Latest styrene gas-leak tragedy in India — A Bhopal redux

What is disconcerting to India's environment ministry about the 7 May styrene gas-leak tragedy, that killed 13 and over 1,000 hospitalized, is the inconvenient fact that it happened amidst plans to dilute the country's environment impact assessment (EIA) regime to favor existing and new industrial and infrastructure projects.

On 12 March, the Ministry asked the public to submit comments on proposed amendments to a law that, since 1994, has ensured public participation in the setting up and expansion of potentially polluting industrial and infrastructure projects. A 22 May deadline for the public to comments on the proposed changes was extended to 30 June because of India's COVID-19 lockdown.

But what became apparent from the horrendous styrene leak from the plant, located in the south-eastern port city of Visakhapatnam and owned by South Korea's LG was the fact that even the existing EIA laws were being flouted by major industries in collusion with regulators.

So numerous were these violations that in 2017, the Ministry was compelled to announce an amnesty to regularise many projects. But what was condoned against fines is now being sought to be regularised so that projects have better 'ease of doing business' and can start without prior environment clearance.
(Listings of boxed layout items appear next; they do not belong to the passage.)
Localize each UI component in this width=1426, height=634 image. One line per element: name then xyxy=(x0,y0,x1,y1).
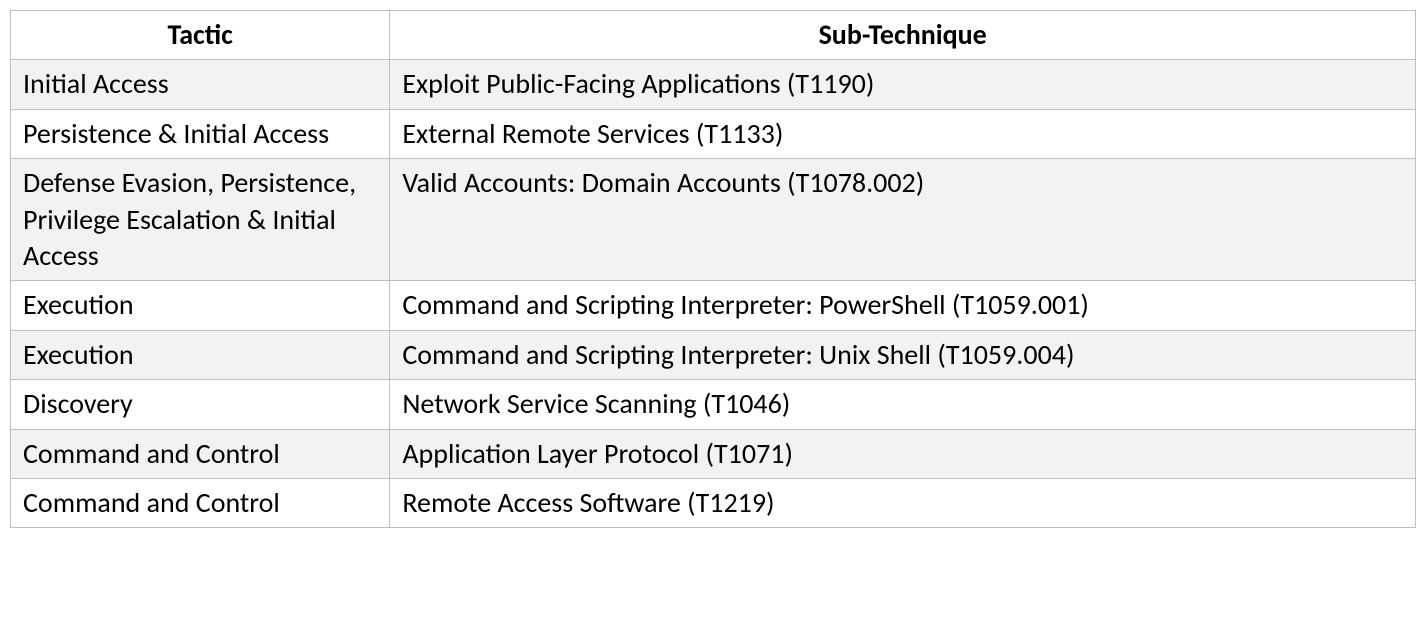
cell-tactic: Execution xyxy=(11,330,390,379)
cell-tactic: Initial Access xyxy=(11,60,390,109)
table-row: Discovery Network Service Scanning (T104… xyxy=(11,380,1416,429)
table-row: Command and Control Remote Access Softwa… xyxy=(11,478,1416,527)
table-row: Initial Access Exploit Public-Facing App… xyxy=(11,60,1416,109)
attack-techniques-table: Tactic Sub-Technique Initial Access Expl… xyxy=(10,10,1416,528)
cell-subtechnique: Exploit Public-Facing Applications (T119… xyxy=(390,60,1416,109)
cell-subtechnique: Remote Access Software (T1219) xyxy=(390,478,1416,527)
table-row: Execution Command and Scripting Interpre… xyxy=(11,330,1416,379)
table-header-row: Tactic Sub-Technique xyxy=(11,11,1416,60)
header-tactic: Tactic xyxy=(11,11,390,60)
table-row: Persistence & Initial Access External Re… xyxy=(11,109,1416,158)
cell-tactic: Execution xyxy=(11,281,390,330)
table-row: Command and Control Application Layer Pr… xyxy=(11,429,1416,478)
cell-subtechnique: Valid Accounts: Domain Accounts (T1078.0… xyxy=(390,159,1416,281)
cell-subtechnique: External Remote Services (T1133) xyxy=(390,109,1416,158)
cell-tactic: Command and Control xyxy=(11,429,390,478)
cell-subtechnique: Command and Scripting Interpreter: Power… xyxy=(390,281,1416,330)
cell-tactic: Persistence & Initial Access xyxy=(11,109,390,158)
cell-tactic: Defense Evasion, Persistence, Privilege … xyxy=(11,159,390,281)
cell-tactic: Discovery xyxy=(11,380,390,429)
cell-subtechnique: Command and Scripting Interpreter: Unix … xyxy=(390,330,1416,379)
cell-subtechnique: Application Layer Protocol (T1071) xyxy=(390,429,1416,478)
cell-tactic: Command and Control xyxy=(11,478,390,527)
cell-subtechnique: Network Service Scanning (T1046) xyxy=(390,380,1416,429)
table-row: Defense Evasion, Persistence, Privilege … xyxy=(11,159,1416,281)
table-row: Execution Command and Scripting Interpre… xyxy=(11,281,1416,330)
header-subtechnique: Sub-Technique xyxy=(390,11,1416,60)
The Ministry appears to be ignoring a Supreme Court ruling in April frowning on advance environmental clearance granted to projects.

According to preliminary investigations, the LG plant stored in giant vats at 20 degrees Celsius large quantities of styrene, a colorless chemical needed for making a range of plastics and synthetic rubber. For yet-to-be determined reasons, the temperature controls failed and a safety valve blew off as rising temperatures caused a build-up of pressure allowing large quantities of the chemical to escape into the surrounding inhabited areas and overwhelming the residents.

Investigators say that had the safety valve not blown off, pressure may have built up in the storage tank to a point where a massive explosion could have occurred.

LG officers ought to have taken prescribed precautions before starting the chain of process in the manufacture of polymer by using styrene as an ingredient. A fitness report of storage tanks and tank seals ought to have been sent to the Andhra Pradesh State Pollution Control Board with a copy to the Central Pollution Control Board which, if not satisfied, has the power to stop the manufacturing process."

Vijay Panjwani, a leading environment lawyer

The National Green Tribunal has slapped a punitive fine on LG and declared that, on the face of it, there was "failure to comply with the rules and other statutory provisions... [and that] the statutory authorities responsible for authorizing and regulating such activities may also be accountable for their lapses".

But is that enough? According to Panjwani, the police can register cases of murder for the deaths and for causing grievous hurt to several hundred persons and also arrest LG officers without a court warrant. "The liability of the principal management that is Board of Directors of the principal company is the same as the LG officers managing the Vishakhapatnam factory," he says.

Nothing of the sort is likely to happen in a country now trying to attract foreign direct investment. Reports say that that arrangements are being made to neutralise the styrene into harmless polymers and ship it to LG's plants in South Korea for safe storage.

Observers see in the LG leak depressing similarities with Bhopal gas disaster of 1984 December when a pesticide plant run by the US multinational Union Carbide leaked toxic cyanide-containing gas, killing 3,787 people and severely injuring another 4,000 according to official records.

While the two tragedies differ in the scope and scale — Bhopal is said to be the world's worst industrial disaster — there are striking parallels in the way they visited death and injury on hapless populations, starting with the fact that both are located in the middle of residential areas violating basic safety norms.

It would appear from the Visakhapatnam tragedy that no lesson was ever learned from the Bhopal tragedy in the intervening 36 years. The same disregard for rules and safety regulations and the same systemic collusion between regulatory agencies and corporate entities have continued and are likely to continue under a professedly business-friendly regime.